No entanto, quando Uolo começou a mover sua espada, a atmosfera ficou completamente silenciosa. Em parte por puro respeito que tinham pelo melhor aprendiz espadachim, mas creio que era mais pela pressão que a postura e presença daquele homem exercia.

A diferença entre uma espada de madeira e uma espada real é tão grande assim?

Foi minha silenciosa pergunta.

Como ajudante da senhorita Liena, presenciei o movimento mais arrasador que Uolo executou durante os três exames passados, o Avalanche do Estilo Norlangarth. Porém, dessa vez a pressão que sentia era completamente diferente, já que ele estava usando uma espada real ao invés de uma de madeira.

Uolo era loiro com a cabeça quase raspada, ligeiramente mais magro do que eu, dando a impressão de ser apenas um peregrino. Porém, se eu continuasse a pensar nele como alguém inofensivo, seria a minha ruina. Pois agora, em frente a esse homem orgulhoso, seu olhos azuis metálicos me perfuravam com a sede insaciável de um espadachim berserker que somente busca usar sua lâmina de metal para cortar o corpo do inimigo.

Se aqui fosse um jogo comum, a espada de Uolo seria classificada como uma Bastard Sword.

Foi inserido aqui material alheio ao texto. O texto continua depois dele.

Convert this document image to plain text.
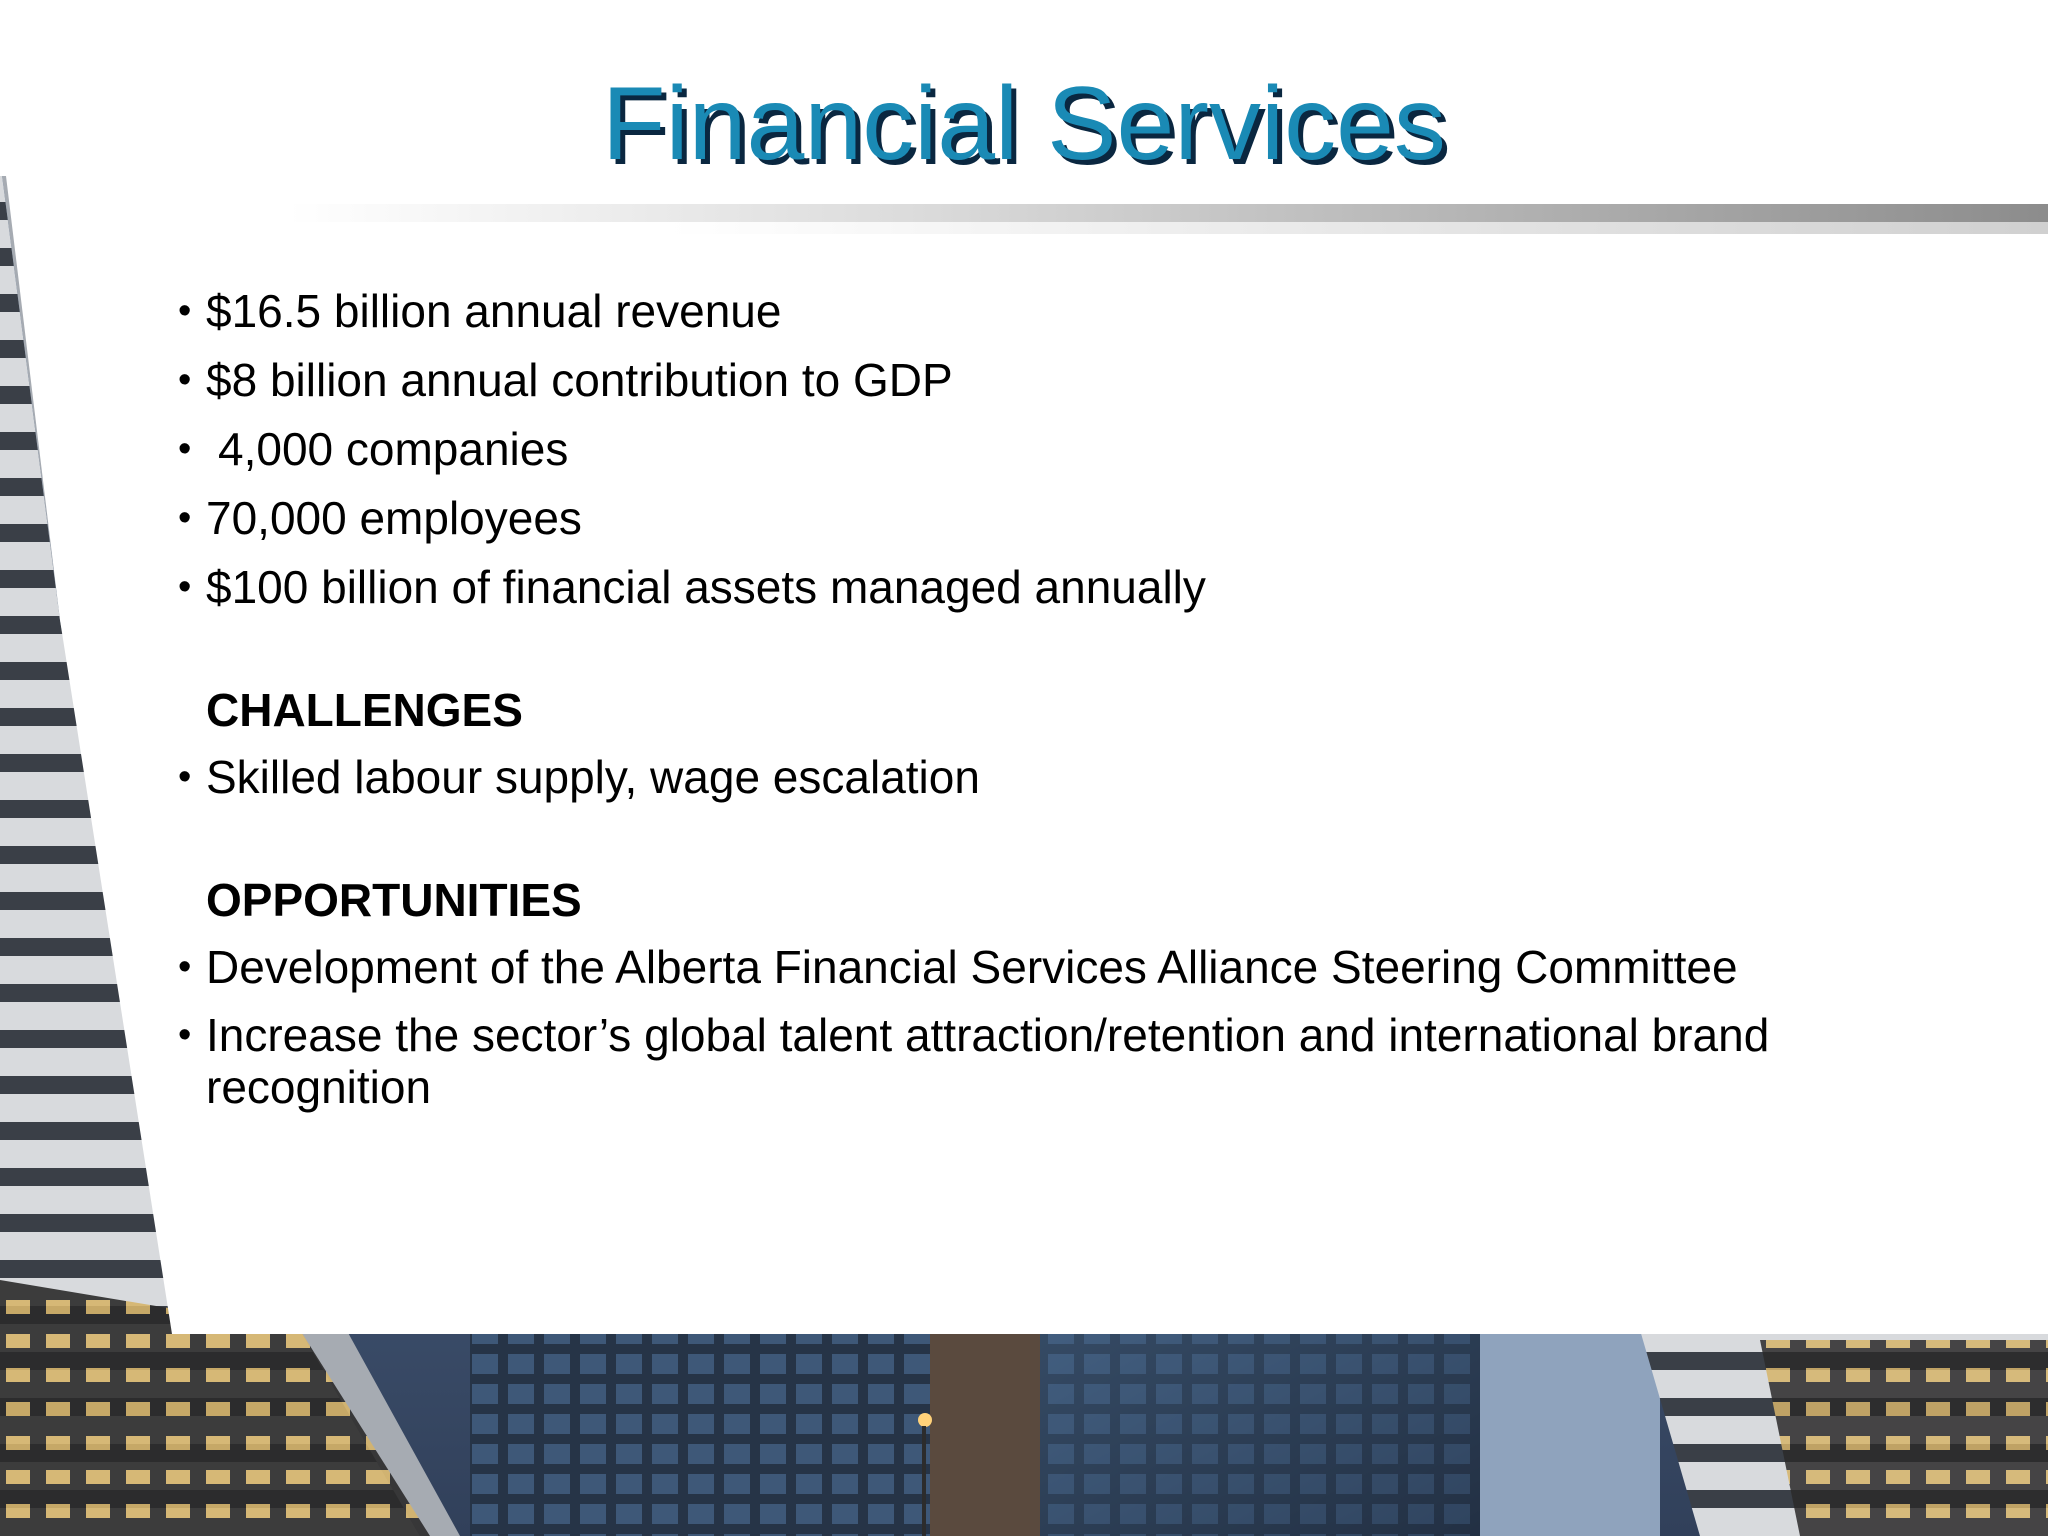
Financial Services
• $16.5 billion annual revenue
• $8 billion annual contribution to GDP
• 4,000 companies
• 70,000 employees
• $100 billion of financial assets managed annually
CHALLENGES
• Skilled labour supply, wage escalation
OPPORTUNITIES
• Development of the Alberta Financial Services Alliance Steering Committee
• Increase the sector’s global talent attraction/retention and international brand recognition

Uolo usava ambas as mão para levantá-la com sua grande empunhadura e lâmina. O metal parecia envolto em chamas. Essa era a importância que o ‘poder da imaginação’ incrementava na espada. A pressão era tal que fazia o espaço à volta tremular.

“ZUNN!”

Um forte zunido passou por toda a arena e ambos os espadachins entraram em postura de ataque.

Quando ele mover a espada para trás, o Heavens and Moutain Break… ou também conhecido como o ataque de um só golpe de duas mãos, Avalanche, seria ativado.

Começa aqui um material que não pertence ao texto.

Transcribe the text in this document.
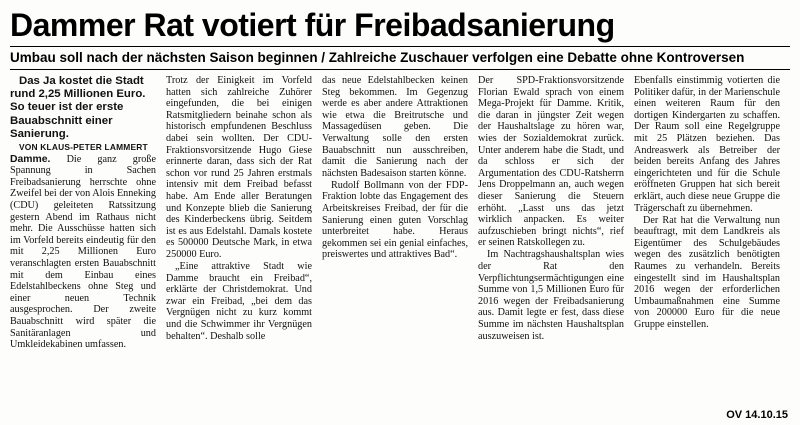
Dammer Rat votiert für Freibadsanierung
Umbau soll nach der nächsten Saison beginnen / Zahlreiche Zuschauer verfolgen eine Debatte ohne Kontroversen

Das Ja kostet die Stadt rund 2,25 Millionen Euro. So teuer ist der erste Bauabschnitt einer Sanierung.

VON KLAUS-PETER LAMMERT

Damme. Die ganz große Spannung in Sachen Freibadsanierung herrschte ohne Zweifel bei der von Alois Enneking (CDU) geleiteten Ratssitzung gestern Abend im Rathaus nicht mehr. Die Ausschüsse hatten sich im Vorfeld bereits eindeutig für den mit 2,25 Millionen Euro veranschlagten ersten Bauabschnitt mit dem Einbau eines Edelstahlbeckens ohne Steg und einer neuen Technik ausgesprochen. Der zweite Bauabschnitt wird später die Sanitäranlagen und Umkleidekabinen umfassen.

Trotz der Einigkeit im Vorfeld hatten sich zahlreiche Zuhörer eingefunden, die bei einigen Ratsmitgliedern beinahe schon als historisch empfundenen Beschluss dabei sein wollten. Der CDU-Fraktionsvorsitzende Hugo Giese erinnerte daran, dass sich der Rat schon vor rund 25 Jahren erstmals intensiv mit dem Freibad befasst habe. Am Ende aller Beratungen und Konzepte blieb die Sanierung des Kinderbeckens übrig. Seitdem ist es aus Edelstahl. Damals kostete es 500000 Deutsche Mark, in etwa 250000 Euro.

„Eine attraktive Stadt wie Damme braucht ein Freibad“, erklärte der Christdemokrat. Und zwar ein Freibad, „bei dem das Vergnügen nicht zu kurz kommt und die Schwimmer ihr Vergnügen behalten“. Deshalb solle

das neue Edelstahlbecken keinen Steg bekommen. Im Gegenzug werde es aber andere Attraktionen wie etwa die Breitrutsche und Massagedüsen geben. Die Verwaltung solle den ersten Bauabschnitt nun ausschreiben, damit die Sanierung nach der nächsten Badesaison starten könne.

Rudolf Bollmann von der FDP-Fraktion lobte das Engagement des Arbeitskreises Freibad, der für die Sanierung einen guten Vorschlag unterbreitet habe. Heraus gekommen sei ein genial einfaches, preiswertes und attraktives Bad“.

Der SPD-Fraktionsvorsitzende Florian Ewald sprach von einem Mega-Projekt für Damme. Kritik, die daran in jüngster Zeit wegen der Haushaltslage zu hören war, wies der Sozialdemokrat zurück. Unter anderem habe die Stadt, und da schloss er sich der Argumentation des CDU-Ratsherrn Jens Droppelmann an, auch wegen dieser Sanierung die Steuern erhöht. „Lasst uns das jetzt wirklich anpacken. Es weiter aufzuschieben bringt nichts“, rief er seinen Ratskollegen zu.

Im Nachtragshaushaltsplan wies der Rat den Verpflichtungsermächtigungen eine Summe von 1,5 Millionen Euro für 2016 wegen der Freibadsanierung aus. Damit legte er fest, dass diese Summe im nächsten Haushaltsplan auszuweisen ist.

Ebenfalls einstimmig votierten die Politiker dafür, in der Marienschule einen weiteren Raum für den dortigen Kindergarten zu schaffen. Der Raum soll eine Regelgruppe mit 25 Plätzen beziehen. Das Andreaswerk als Betreiber der beiden bereits Anfang des Jahres eingerichteten und für die Schule eröffneten Gruppen hat sich bereit erklärt, auch diese neue Gruppe die Trägerschaft zu übernehmen.

Der Rat hat die Verwaltung nun beauftragt, mit dem Landkreis als Eigentümer des Schulgebäudes wegen des zusätzlich benötigten Raumes zu verhandeln. Bereits eingestellt sind im Haushaltsplan 2016 wegen der erforderlichen Umbaumaßnahmen eine Summe von 200000 Euro für die neue Gruppe einstellen.

OV 14.10.15
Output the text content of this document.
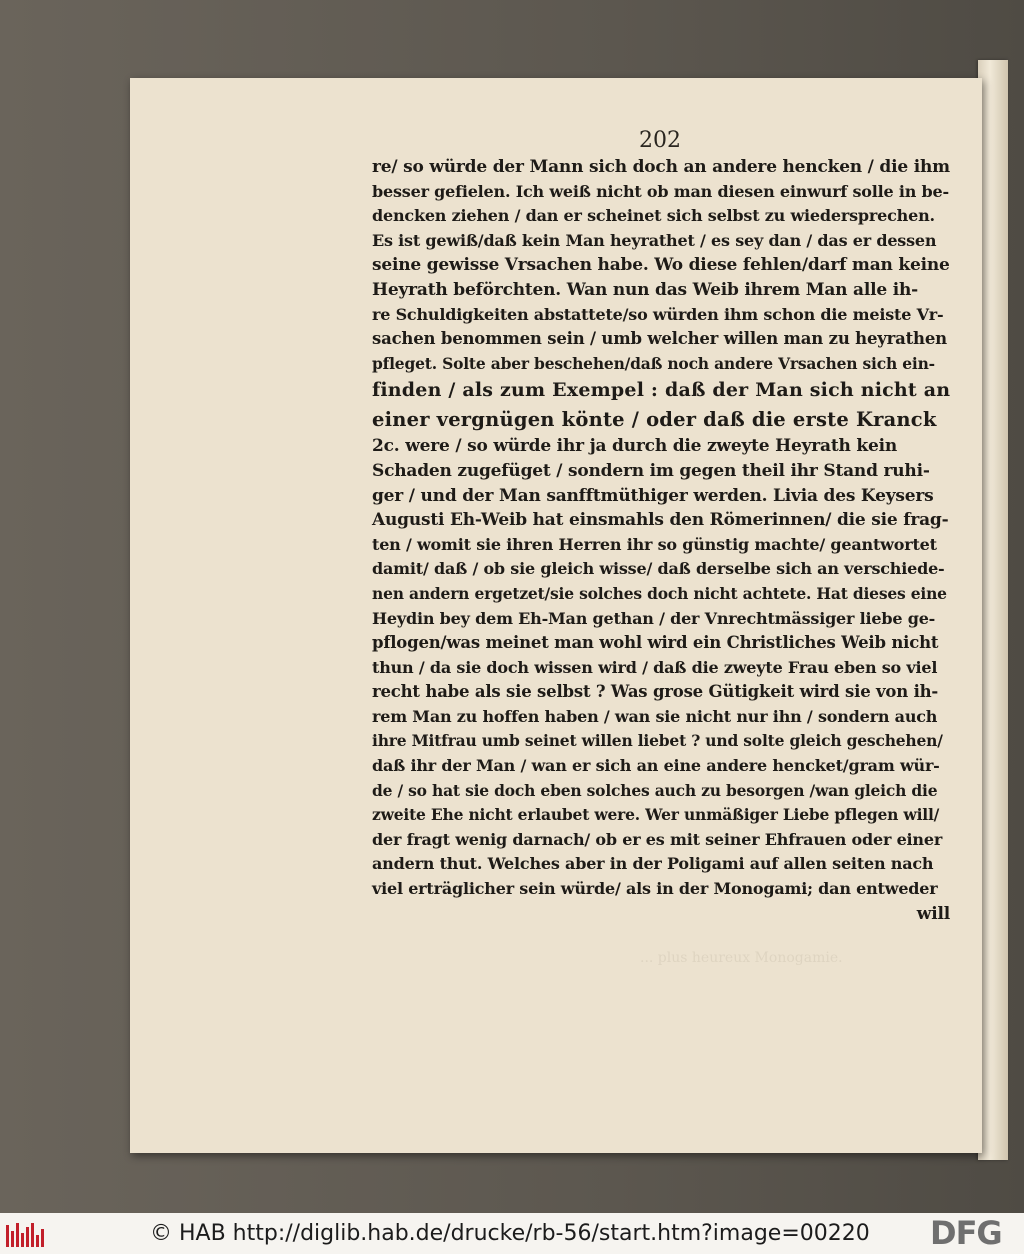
202
re/ so würde der Mann sich doch an andere hencken / die ihm
besser gefielen. Ich weiß nicht ob man diesen einwurf solle in be-
dencken ziehen / dan er scheinet sich selbst zu wiedersprechen.
Es ist gewiß/daß kein Man heyrathet / es sey dan / das er dessen
seine gewisse Vrsachen habe. Wo diese fehlen/darf man keine
Heyrath beförchten. Wan nun das Weib ihrem Man alle ih-
re Schuldigkeiten abstattete/so würden ihm schon die meiste Vr-
sachen benommen sein / umb welcher willen man zu heyrathen
pfleget. Solte aber beschehen/daß noch andere Vrsachen sich ein-
finden / als zum Exempel : daß der Man sich nicht an
einer vergnügen könte / oder daß die erste Kranck
2c. were / so würde ihr ja durch die zweyte Heyrath kein
Schaden zugefüget / sondern im gegen theil ihr Stand ruhi-
ger / und der Man sanfftmüthiger werden. Livia des Keysers
Augusti Eh-Weib hat einsmahls den Römerinnen/ die sie frag-
ten / womit sie ihren Herren ihr so günstig machte/ geantwortet
damit/ daß / ob sie gleich wisse/ daß derselbe sich an verschiede-
nen andern ergetzet/sie solches doch nicht achtete. Hat dieses eine
Heydin bey dem Eh-Man gethan / der Vnrechtmässiger liebe ge-
pflogen/was meinet man wohl wird ein Christliches Weib nicht
thun / da sie doch wissen wird / daß die zweyte Frau eben so viel
recht habe als sie selbst ? Was grose Gütigkeit wird sie von ih-
rem Man zu hoffen haben / wan sie nicht nur ihn / sondern auch
ihre Mitfrau umb seinet willen liebet ? und solte gleich geschehen/
daß ihr der Man / wan er sich an eine andere hencket/gram wür-
de / so hat sie doch eben solches auch zu besorgen /wan gleich die
zweite Ehe nicht erlaubet were. Wer unmäßiger Liebe pflegen will/
der fragt wenig darnach/ ob er es mit seiner Ehfrauen oder einer
andern thut. Welches aber in der Poligami auf allen seiten nach
viel erträglicher sein würde/ als in der Monogami; dan entweder
will
... plus heureux Monogamie.
© HAB http://diglib.hab.de/drucke/rb-56/start.htm?image=00220 DFG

Me transportei mais uma vez para aqueles dias no passado, na cidade flutuante de Aincrad. Onde passei por incontáveis batalhas, incluindo lutas 1×1.

Em uma determinada ocasião, quando um dos usuários de espada de duas mãos, membro da guilda Blood Knight e guarda pessoal da vice comandante Asuna, um cara chamado Kuradeel, me desafiou para um duelo.

Naquela vez ele também usou o Avalanche como seu primeiro ataque. Resolvi utilizar um ataque de um só golpe, o Sonic Leap, que visou a lateral de sua lâmina. E realmente obtive sucesso, conseguindo quebrar a arma seguindo com a skill Arms Blast.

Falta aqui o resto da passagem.